Provenance
Félix Fénéon [1861-1944], Paris, sold to M. Joseph Bernheim, Paris (After 1896-before 1948); M. Joseph Bernheim, Paris (?-?); (Galerie Bernheim-Jeune, Paris, sold to M. Knoedler and Co., New York) (?-1952); (M. Knoedler and Co., New York, sold to Leonard C. Hanna, Jr., Cleveland, OH) (1952-1953); Leonard C. Hanna, Jr. [1889-1957], Cleveland, OH, by bequest to the Cleveland Museum of Art, Cleveland, OH (1953-1958); The Cleveland Museum of Art, Cleveland, OH (1958-)
Accession Number
1958.13
Medium
charcoal
Dimensions
N/A
Classification
Drawing
Credit Line
Bequest of Leonard C. Hanna Jr.
Tags
Drawing Impressionist & Modern (1851–1900) Charcoal French
Background & Context
Background Story
Henri Gabriel Ibels (1867-1936) was a French painter, printmaker, and illustrator known as a founding member of the Nabis, whose bold, simplified graphic style made him one of the most important printmakers of the 1890s.
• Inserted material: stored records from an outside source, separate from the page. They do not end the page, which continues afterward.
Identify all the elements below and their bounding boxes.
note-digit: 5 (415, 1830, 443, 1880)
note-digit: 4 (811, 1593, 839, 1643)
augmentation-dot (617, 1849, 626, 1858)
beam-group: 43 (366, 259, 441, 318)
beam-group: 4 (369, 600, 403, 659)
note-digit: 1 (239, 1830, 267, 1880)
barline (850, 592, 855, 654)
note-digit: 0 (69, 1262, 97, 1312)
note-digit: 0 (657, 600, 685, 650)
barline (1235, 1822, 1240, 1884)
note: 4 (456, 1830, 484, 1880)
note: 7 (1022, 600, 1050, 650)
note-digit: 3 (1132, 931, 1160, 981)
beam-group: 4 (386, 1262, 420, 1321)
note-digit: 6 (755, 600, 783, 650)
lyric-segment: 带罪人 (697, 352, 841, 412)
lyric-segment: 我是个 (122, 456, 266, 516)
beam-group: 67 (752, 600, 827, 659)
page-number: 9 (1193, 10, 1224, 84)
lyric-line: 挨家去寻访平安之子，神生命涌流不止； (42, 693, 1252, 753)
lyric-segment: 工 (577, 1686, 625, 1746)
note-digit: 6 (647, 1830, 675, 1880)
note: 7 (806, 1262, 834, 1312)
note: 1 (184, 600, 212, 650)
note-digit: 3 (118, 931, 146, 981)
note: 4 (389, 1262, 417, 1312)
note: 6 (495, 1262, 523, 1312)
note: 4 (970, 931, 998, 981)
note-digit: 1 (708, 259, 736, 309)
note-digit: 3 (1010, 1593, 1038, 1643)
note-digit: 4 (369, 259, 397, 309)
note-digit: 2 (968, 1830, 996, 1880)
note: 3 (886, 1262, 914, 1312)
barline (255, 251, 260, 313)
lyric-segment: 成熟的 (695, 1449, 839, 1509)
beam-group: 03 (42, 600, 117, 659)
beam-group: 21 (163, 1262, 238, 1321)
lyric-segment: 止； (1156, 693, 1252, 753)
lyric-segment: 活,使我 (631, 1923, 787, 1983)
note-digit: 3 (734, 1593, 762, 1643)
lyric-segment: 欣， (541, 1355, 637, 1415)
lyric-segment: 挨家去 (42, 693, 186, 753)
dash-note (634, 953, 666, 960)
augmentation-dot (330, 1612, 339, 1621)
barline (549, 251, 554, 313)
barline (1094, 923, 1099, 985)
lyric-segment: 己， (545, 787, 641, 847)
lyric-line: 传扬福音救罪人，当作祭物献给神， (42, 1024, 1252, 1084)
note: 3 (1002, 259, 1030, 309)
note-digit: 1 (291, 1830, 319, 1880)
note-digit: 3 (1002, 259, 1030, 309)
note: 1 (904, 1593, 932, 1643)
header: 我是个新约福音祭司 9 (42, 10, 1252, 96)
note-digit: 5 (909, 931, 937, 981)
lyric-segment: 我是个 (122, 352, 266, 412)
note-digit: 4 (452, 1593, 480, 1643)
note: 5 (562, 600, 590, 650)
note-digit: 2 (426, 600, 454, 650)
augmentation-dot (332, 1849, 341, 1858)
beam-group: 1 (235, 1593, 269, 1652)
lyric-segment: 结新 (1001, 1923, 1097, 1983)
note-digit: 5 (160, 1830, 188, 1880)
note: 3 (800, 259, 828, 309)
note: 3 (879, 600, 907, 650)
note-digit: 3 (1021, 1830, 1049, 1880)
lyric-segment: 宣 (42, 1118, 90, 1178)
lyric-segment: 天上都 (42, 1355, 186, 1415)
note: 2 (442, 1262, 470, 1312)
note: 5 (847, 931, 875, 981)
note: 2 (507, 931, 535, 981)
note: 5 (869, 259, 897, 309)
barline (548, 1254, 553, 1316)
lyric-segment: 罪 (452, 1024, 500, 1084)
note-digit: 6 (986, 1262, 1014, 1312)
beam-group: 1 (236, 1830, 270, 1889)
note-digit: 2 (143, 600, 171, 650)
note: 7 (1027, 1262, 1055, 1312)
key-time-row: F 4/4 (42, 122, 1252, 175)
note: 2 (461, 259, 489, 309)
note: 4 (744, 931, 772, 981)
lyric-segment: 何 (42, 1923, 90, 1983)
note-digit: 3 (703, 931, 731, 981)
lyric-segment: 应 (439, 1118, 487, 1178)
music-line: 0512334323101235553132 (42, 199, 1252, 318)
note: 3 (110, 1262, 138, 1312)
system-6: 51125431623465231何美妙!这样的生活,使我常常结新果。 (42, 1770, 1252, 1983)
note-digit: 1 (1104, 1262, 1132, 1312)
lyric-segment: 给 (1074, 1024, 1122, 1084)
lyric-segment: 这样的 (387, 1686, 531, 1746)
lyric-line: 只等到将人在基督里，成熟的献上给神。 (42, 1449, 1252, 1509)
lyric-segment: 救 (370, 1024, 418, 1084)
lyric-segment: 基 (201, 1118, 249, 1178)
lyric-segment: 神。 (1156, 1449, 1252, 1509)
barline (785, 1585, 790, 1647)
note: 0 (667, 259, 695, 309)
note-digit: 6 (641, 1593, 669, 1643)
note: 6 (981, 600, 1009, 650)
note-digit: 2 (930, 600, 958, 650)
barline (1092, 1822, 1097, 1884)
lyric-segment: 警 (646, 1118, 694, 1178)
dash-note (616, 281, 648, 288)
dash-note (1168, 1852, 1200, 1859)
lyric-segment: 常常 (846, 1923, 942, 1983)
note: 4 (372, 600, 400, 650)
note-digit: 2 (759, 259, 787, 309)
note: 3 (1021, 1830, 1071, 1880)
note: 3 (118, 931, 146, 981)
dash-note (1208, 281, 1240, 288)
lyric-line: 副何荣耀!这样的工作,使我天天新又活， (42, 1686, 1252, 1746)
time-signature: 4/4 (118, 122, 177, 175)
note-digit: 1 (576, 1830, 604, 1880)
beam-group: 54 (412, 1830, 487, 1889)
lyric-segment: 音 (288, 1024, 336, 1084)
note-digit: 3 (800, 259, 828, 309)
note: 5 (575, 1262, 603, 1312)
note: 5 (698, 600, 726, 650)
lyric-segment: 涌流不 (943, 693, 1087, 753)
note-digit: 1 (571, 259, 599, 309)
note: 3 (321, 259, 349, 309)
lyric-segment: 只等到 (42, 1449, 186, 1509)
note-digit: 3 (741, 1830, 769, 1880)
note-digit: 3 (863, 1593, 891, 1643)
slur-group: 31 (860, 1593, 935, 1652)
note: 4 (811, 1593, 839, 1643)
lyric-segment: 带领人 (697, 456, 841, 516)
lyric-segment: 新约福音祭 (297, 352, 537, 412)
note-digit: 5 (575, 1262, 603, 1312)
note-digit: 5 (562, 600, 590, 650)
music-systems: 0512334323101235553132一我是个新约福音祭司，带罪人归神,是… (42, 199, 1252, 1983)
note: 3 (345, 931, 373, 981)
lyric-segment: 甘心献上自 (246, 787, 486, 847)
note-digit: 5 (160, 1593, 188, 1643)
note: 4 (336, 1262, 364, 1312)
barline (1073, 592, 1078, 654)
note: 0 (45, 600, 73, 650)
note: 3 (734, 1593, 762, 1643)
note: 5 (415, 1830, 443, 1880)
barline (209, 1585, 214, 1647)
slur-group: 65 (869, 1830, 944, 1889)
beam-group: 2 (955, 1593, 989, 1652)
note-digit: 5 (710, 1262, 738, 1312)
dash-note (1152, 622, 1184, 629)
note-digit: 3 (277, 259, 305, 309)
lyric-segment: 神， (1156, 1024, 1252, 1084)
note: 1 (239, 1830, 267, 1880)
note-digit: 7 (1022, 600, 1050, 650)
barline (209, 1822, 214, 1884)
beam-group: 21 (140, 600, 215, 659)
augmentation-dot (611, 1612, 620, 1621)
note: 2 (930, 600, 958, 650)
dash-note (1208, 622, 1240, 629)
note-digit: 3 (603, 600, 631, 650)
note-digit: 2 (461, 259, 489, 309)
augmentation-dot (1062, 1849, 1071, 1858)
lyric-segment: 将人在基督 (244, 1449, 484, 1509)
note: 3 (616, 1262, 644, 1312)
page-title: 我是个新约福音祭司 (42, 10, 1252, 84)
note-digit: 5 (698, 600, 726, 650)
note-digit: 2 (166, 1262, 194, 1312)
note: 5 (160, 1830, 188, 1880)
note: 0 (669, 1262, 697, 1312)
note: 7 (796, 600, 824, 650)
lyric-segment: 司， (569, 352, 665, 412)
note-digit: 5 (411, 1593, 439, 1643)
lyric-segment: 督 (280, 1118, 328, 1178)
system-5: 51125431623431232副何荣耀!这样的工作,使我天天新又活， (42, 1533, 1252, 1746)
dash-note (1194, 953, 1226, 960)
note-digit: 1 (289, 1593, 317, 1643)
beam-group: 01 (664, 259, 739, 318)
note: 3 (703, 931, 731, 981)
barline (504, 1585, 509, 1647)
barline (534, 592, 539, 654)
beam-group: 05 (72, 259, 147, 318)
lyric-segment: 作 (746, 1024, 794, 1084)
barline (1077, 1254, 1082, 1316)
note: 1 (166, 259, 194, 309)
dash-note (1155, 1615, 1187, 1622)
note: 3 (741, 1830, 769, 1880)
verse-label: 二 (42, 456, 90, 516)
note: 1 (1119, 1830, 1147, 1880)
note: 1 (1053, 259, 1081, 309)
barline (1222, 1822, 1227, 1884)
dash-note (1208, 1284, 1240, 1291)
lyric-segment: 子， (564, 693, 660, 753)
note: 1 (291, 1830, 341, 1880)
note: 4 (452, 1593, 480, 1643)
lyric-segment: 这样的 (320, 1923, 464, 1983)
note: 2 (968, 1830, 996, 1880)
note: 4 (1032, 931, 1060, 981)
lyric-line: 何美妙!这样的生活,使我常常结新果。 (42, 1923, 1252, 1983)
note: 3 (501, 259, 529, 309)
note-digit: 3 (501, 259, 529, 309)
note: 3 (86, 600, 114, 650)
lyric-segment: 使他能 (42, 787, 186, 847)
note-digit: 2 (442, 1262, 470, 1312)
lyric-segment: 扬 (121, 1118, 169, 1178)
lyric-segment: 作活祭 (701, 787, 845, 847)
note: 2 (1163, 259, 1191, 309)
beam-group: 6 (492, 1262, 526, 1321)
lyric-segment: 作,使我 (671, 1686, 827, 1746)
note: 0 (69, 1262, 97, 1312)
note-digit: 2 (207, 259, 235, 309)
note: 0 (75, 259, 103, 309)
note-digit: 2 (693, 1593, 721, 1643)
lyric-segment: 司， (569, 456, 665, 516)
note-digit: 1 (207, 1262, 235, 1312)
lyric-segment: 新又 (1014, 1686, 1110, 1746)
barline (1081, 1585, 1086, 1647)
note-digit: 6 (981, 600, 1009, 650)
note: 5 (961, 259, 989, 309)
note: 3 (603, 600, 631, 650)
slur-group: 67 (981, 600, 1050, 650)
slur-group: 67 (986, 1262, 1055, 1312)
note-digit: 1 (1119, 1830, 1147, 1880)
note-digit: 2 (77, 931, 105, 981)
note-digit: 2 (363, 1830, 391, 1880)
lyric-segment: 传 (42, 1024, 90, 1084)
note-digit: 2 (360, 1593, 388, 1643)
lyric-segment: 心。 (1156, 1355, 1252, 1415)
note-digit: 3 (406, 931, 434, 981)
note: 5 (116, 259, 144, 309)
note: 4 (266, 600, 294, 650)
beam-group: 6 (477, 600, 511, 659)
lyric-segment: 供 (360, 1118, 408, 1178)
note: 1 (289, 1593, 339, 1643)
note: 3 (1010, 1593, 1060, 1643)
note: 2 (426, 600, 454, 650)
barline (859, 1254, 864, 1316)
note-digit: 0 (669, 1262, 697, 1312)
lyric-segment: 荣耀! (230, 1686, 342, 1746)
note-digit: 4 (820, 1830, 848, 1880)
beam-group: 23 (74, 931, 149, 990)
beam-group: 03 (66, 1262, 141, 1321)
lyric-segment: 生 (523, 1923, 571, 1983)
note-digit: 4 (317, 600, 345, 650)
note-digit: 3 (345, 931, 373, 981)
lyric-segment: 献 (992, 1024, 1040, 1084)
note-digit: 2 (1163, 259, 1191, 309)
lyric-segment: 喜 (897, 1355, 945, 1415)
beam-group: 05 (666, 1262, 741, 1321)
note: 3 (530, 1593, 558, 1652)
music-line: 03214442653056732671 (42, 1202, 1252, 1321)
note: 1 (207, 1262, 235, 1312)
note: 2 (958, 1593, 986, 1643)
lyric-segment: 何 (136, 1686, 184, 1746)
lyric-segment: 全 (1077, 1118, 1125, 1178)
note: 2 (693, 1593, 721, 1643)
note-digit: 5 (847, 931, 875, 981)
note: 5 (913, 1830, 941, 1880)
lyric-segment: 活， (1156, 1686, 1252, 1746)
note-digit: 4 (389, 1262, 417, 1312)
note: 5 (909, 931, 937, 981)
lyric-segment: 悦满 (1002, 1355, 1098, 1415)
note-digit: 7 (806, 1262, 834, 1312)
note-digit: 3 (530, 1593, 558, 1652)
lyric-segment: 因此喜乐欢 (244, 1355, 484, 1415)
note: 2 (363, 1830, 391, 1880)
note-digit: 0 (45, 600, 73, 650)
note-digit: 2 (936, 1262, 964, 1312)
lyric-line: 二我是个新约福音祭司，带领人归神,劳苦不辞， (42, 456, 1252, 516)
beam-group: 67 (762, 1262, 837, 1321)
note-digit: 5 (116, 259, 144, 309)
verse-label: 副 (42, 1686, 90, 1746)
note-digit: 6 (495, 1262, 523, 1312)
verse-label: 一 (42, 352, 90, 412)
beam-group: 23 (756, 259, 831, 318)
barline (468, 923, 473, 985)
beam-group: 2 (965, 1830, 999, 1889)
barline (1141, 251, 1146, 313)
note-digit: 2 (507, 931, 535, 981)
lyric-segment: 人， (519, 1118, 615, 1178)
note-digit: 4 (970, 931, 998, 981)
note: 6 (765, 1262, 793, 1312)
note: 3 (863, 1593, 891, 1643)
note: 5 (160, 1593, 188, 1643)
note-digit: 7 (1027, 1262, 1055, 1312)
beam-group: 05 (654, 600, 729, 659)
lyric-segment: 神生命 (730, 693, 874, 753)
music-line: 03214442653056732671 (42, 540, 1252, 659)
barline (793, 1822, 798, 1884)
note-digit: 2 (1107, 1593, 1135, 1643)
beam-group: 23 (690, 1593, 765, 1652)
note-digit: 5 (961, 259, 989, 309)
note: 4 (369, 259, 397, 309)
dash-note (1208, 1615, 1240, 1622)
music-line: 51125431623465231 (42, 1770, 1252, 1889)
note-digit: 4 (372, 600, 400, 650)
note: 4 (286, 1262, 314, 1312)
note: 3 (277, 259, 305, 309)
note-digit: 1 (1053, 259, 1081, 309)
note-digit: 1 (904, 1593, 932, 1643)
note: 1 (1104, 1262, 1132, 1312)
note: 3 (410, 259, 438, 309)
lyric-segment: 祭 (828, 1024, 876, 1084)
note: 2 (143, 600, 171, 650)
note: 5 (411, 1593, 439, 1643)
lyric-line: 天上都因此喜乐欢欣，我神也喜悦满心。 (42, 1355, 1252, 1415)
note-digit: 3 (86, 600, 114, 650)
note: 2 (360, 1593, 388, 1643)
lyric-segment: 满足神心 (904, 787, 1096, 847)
The Circus from 1896 depicts a circus scene in the bold, simplified graphic manner that Ibels developed as a member of the Nabis, influenced by the flat, bold manner of Gauguin and Japanese prints. The 1896 date places this in the most productive period of the Nabis, when Ibels was producing the bold, simplified prints and posters that are his most accomplished works.
Cultural Impact
The Circus is important in the history of the Nabis because it demonstrates the bold, simplified graphic manner that Ibels developed as a founding member of the group. Ibels's bold, simplified prints and posters—using the flat, graphic manner of Gauguin and Japanese prints for popular subjects—represent the Nabis at their most accessible, and The Circus shows the bold graphic manner applied to one of the most popular subjects of the 1890s.
Why It Matters
The Circus is Ibels's Nabi graphic style: a circus scene rendered in the bold, simplified manner that a founding member of the Nabis developed from Gauguin and Japanese prints. The 1896 lithograph shows the Nabis at their most accessible—bold, graphic, and popular in subject.